The parallel sides of a trapezium are 20 cm and 10 cm.

Solution:

Let $\mathrm{ABCD}$ be the given trapezium in which $\mathrm{AB} \| \mathrm{DC}, \mathrm{AB}=20 \mathrm{~cm}, \mathrm{DC}=10 \mathrm{~cm}$ and $\mathrm{AD}=\mathrm{BC}=13 \mathrm{~cm}$.

Draw $\mathrm{CL} \perp \mathrm{AB}$ and $\mathrm{CM} \| \mathrm{DA}$ meeting $\mathrm{AB}$ at $\mathrm{L}$ and $\mathrm{M}$, respectively.

Clearly, AMCD is a parallelogram.

Now,

$\mathrm{AM}=\mathrm{DC}=10 \mathrm{~cm}$

$\mathrm{MB}=(\mathrm{AB}-\mathrm{AM})$

$=(20-10) \mathrm{cm}$

$=10 \mathrm{~cm}$

Also,

$\mathrm{CM}=\mathrm{DA}=13 \mathrm{~cm}$

Therefore, $\Delta \mathrm{CMB}$ is an isosceles triangle and $\mathrm{CL} \perp \mathrm{MB}$.

$\mathrm{L}$ is the midpoint of $\mathrm{B}$.
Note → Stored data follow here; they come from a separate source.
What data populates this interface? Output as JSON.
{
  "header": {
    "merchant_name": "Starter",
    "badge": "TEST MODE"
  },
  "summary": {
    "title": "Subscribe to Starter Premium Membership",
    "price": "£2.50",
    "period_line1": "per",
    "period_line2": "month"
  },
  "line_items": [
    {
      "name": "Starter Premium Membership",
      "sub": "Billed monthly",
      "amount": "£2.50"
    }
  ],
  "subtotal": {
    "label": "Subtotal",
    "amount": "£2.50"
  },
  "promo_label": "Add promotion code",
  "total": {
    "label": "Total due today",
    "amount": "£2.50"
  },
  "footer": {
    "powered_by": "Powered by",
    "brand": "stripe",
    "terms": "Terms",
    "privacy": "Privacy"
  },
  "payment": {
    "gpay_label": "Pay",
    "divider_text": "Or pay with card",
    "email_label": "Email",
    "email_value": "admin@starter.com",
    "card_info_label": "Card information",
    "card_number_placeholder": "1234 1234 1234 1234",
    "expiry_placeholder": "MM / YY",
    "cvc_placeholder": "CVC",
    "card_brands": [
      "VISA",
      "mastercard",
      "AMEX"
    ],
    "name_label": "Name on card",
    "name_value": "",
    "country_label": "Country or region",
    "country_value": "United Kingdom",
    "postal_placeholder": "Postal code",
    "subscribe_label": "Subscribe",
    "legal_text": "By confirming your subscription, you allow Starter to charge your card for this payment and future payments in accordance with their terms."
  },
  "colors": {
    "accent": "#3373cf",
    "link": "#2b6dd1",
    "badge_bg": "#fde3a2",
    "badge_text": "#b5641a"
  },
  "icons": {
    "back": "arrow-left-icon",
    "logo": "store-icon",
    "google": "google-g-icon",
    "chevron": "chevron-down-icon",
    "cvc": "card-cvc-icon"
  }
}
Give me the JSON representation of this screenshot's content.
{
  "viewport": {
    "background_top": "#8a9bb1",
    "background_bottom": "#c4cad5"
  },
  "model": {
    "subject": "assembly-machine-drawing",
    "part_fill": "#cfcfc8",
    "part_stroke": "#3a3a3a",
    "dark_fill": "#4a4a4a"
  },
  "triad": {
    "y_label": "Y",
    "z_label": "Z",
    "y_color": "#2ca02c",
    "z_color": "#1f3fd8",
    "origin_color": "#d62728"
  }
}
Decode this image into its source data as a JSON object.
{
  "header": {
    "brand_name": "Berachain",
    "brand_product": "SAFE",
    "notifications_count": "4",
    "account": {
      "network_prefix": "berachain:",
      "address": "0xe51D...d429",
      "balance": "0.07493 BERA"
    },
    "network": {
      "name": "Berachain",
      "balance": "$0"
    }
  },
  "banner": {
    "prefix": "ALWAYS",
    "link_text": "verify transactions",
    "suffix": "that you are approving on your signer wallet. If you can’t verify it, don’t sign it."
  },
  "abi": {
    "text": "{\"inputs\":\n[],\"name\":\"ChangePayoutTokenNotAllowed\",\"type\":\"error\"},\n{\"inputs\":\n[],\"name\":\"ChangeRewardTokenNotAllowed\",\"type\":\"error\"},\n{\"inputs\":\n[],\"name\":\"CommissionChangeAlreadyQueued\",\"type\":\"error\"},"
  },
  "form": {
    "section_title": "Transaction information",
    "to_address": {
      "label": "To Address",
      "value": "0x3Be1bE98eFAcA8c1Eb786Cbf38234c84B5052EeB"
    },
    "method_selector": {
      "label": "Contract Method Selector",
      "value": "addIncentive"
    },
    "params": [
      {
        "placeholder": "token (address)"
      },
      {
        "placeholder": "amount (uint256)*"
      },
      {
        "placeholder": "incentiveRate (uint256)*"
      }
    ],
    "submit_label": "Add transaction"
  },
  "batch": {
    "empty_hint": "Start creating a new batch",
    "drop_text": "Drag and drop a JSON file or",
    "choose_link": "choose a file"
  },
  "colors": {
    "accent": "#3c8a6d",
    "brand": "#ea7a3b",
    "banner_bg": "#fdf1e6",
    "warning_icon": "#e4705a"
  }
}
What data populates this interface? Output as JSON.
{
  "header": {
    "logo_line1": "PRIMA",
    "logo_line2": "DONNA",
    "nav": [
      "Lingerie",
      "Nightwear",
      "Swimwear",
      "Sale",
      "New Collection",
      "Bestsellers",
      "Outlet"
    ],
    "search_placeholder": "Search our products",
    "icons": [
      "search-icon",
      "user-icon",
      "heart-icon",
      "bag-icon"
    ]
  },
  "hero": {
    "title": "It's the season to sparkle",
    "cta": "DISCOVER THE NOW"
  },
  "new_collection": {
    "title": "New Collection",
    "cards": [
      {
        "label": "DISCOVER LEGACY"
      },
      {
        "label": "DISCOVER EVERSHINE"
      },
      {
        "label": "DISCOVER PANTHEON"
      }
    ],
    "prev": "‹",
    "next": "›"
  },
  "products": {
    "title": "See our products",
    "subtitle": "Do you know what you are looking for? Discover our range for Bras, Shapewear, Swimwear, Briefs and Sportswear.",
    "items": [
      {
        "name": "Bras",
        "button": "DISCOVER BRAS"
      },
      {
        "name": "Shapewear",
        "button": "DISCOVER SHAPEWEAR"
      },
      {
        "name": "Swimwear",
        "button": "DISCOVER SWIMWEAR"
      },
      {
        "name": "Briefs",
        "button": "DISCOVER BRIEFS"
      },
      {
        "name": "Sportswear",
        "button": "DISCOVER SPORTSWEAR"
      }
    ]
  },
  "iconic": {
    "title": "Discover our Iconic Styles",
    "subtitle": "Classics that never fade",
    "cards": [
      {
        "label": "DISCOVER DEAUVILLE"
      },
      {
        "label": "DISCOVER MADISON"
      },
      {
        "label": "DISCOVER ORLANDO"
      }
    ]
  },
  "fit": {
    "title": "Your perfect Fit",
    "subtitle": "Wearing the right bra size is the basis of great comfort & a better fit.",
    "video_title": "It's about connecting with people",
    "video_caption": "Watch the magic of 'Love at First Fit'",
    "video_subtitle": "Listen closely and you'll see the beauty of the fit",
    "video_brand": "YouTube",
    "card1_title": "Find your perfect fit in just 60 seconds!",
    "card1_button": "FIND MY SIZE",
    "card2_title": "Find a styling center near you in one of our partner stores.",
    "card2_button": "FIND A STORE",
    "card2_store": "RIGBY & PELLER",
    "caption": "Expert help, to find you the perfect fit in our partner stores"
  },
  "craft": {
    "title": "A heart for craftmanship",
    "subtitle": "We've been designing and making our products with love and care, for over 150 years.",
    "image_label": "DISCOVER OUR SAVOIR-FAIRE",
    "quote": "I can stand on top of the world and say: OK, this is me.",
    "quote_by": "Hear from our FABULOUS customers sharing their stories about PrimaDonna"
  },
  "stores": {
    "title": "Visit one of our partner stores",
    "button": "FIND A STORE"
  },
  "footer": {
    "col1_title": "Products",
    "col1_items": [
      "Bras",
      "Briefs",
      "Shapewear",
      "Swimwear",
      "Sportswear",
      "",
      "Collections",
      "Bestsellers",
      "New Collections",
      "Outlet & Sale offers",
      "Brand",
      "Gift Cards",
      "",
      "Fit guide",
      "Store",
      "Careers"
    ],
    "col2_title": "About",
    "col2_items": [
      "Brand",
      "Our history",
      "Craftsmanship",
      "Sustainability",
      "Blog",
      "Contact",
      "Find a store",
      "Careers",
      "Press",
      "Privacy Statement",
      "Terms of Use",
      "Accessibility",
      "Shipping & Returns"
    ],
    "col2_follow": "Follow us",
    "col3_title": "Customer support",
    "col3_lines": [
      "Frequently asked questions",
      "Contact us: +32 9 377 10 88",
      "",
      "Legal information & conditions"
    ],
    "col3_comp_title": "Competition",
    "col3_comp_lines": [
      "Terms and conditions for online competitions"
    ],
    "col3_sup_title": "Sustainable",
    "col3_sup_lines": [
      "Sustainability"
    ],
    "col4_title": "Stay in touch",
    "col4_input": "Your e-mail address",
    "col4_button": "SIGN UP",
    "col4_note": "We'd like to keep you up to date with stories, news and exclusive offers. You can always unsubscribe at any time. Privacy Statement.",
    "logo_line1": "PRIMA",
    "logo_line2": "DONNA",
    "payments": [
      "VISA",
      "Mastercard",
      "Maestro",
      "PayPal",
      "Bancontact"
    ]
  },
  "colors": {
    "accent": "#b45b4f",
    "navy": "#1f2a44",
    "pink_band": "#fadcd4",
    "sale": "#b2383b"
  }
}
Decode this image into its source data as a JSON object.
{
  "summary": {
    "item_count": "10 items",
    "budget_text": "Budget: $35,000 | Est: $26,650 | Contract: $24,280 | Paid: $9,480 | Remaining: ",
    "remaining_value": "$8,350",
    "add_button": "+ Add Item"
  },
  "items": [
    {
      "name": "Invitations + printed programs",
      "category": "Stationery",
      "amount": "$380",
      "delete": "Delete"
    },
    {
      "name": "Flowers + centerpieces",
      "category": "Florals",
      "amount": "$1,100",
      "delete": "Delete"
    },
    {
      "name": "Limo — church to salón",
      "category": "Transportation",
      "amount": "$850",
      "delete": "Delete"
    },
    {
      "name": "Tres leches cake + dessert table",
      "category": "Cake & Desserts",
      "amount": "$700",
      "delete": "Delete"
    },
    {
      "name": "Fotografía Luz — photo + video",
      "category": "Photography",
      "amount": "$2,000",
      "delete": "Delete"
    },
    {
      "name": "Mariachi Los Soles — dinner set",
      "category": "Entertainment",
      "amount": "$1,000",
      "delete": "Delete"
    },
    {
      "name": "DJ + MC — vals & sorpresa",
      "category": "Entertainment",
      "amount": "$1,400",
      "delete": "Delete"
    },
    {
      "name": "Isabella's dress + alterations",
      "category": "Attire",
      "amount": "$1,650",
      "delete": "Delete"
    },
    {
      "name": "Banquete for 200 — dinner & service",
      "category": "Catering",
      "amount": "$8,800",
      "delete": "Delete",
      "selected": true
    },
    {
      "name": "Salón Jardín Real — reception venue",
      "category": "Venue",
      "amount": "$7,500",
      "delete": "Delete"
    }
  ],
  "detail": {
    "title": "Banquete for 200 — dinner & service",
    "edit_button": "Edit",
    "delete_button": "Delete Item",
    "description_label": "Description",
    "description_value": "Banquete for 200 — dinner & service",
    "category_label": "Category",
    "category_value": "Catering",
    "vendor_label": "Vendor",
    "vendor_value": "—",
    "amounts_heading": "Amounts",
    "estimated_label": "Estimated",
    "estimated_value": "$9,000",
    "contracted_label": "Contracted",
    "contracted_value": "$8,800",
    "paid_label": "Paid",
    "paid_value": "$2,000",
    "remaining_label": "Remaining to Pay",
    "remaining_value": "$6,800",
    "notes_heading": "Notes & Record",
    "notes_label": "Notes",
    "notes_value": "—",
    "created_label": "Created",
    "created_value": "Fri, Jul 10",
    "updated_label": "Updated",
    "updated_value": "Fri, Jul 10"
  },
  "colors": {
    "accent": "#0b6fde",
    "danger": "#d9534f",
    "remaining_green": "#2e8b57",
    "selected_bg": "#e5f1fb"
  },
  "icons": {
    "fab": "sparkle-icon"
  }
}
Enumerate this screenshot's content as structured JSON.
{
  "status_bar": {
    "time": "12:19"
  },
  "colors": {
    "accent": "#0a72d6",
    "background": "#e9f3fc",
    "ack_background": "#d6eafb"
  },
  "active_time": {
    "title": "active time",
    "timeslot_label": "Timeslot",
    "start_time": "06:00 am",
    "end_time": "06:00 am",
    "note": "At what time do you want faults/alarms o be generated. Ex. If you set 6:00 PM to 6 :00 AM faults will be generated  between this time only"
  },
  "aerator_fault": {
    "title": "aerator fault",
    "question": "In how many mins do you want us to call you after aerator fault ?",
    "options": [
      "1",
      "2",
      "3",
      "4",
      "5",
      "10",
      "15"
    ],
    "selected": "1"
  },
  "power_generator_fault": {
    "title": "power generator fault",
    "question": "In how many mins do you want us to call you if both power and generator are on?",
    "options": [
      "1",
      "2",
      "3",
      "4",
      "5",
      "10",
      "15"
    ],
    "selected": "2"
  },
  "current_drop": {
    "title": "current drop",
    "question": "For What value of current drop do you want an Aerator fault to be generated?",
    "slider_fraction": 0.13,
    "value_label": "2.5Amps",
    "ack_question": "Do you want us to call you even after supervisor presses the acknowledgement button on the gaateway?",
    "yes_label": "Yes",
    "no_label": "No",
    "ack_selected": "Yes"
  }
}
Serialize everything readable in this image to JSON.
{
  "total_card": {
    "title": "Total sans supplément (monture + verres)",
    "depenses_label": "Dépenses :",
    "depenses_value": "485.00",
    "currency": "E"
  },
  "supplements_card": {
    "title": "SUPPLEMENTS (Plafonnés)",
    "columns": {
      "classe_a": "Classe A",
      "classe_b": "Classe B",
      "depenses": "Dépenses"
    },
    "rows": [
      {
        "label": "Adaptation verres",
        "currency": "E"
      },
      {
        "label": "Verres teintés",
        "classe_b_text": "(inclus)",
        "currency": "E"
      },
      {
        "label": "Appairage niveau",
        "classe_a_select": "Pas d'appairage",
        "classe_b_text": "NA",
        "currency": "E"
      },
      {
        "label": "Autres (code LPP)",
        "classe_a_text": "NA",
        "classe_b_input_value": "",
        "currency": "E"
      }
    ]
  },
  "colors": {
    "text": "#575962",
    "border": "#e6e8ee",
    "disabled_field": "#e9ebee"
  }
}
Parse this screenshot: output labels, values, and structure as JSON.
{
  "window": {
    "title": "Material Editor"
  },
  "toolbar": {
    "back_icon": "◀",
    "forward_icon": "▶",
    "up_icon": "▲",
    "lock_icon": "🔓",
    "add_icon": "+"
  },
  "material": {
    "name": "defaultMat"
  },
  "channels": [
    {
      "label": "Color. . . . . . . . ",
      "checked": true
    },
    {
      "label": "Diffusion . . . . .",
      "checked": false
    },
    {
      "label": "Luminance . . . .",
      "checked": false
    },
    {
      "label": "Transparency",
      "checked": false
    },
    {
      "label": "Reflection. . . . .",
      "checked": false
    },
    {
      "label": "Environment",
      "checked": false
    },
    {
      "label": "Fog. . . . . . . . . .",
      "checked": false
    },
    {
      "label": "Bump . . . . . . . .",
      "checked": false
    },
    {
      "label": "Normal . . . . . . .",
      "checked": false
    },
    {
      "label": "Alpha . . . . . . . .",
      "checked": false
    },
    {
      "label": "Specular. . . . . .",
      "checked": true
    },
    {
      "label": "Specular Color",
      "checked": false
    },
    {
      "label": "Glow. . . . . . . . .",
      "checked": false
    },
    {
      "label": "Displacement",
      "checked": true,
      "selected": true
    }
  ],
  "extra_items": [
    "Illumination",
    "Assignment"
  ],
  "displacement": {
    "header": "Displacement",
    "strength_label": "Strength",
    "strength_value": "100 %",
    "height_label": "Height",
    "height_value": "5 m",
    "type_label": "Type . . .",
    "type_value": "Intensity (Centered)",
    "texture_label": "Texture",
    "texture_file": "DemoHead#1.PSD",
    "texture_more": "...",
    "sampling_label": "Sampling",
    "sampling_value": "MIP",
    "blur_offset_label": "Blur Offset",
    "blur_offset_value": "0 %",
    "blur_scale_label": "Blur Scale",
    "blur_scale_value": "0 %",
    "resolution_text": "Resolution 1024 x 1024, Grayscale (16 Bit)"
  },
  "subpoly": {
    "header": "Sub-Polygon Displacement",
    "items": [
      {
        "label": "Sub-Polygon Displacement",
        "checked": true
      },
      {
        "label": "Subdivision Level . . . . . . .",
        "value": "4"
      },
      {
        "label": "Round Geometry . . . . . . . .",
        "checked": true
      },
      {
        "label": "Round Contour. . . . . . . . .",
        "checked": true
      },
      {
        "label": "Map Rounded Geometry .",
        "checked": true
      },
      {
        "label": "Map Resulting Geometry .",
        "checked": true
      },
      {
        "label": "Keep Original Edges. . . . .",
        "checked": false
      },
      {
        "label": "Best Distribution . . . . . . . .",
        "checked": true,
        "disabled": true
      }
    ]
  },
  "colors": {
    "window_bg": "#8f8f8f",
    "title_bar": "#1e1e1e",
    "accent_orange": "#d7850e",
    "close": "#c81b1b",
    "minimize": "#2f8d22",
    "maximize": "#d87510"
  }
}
$\Rightarrow \mathrm{ML}=\mathrm{LB}=\left(\frac{1}{2} \times \mathrm{MB}\right)$

$=\left(\frac{1}{2} \times 10\right) \mathrm{cm}$

$=5 \mathrm{~cm}$

From right $\Delta$ CLM, we have :

$\mathrm{CL}^{2}=\left(\mathrm{CM}^{2}-\mathrm{ML}^{2}\right) \mathrm{cm}^{2}$

$\Rightarrow \mathrm{CL}^{2}=\left\{(13)^{2}-(5)^{2}\right\} \mathrm{cm}^{2}$

$\Rightarrow \mathrm{CL}^{2}=(109-25) \mathrm{cm}^{2}$

$\Rightarrow \mathrm{CL}^{2}=144 \mathrm{~cm}^{2}$

$\Rightarrow \mathrm{CL}=\sqrt{144} \mathrm{~cm}$

$\Rightarrow \mathrm{CL}=12 \mathrm{~cm}$

$\therefore$ Length of $\mathrm{CL}=12 \mathrm{~cm}$

Area of the trapezium $=\left\{\frac{1}{2} \times(\mathrm{AB}+\mathrm{DC}) \times \mathrm{CL}\right\}$

$=\left\{\frac{1}{2} \times(20+10) \times 12\right\} \mathrm{cm}^{2}$

$=\left(\frac{1}{2} \times 30 \times 12\right) \mathrm{cm}^{2}$

$=(15 \times 12) \mathrm{cm}^{2}$

$=180 \mathrm{~cm}^{2}$

Hence, the area of the trapezium is $180 \mathrm{~cm}^{2}$.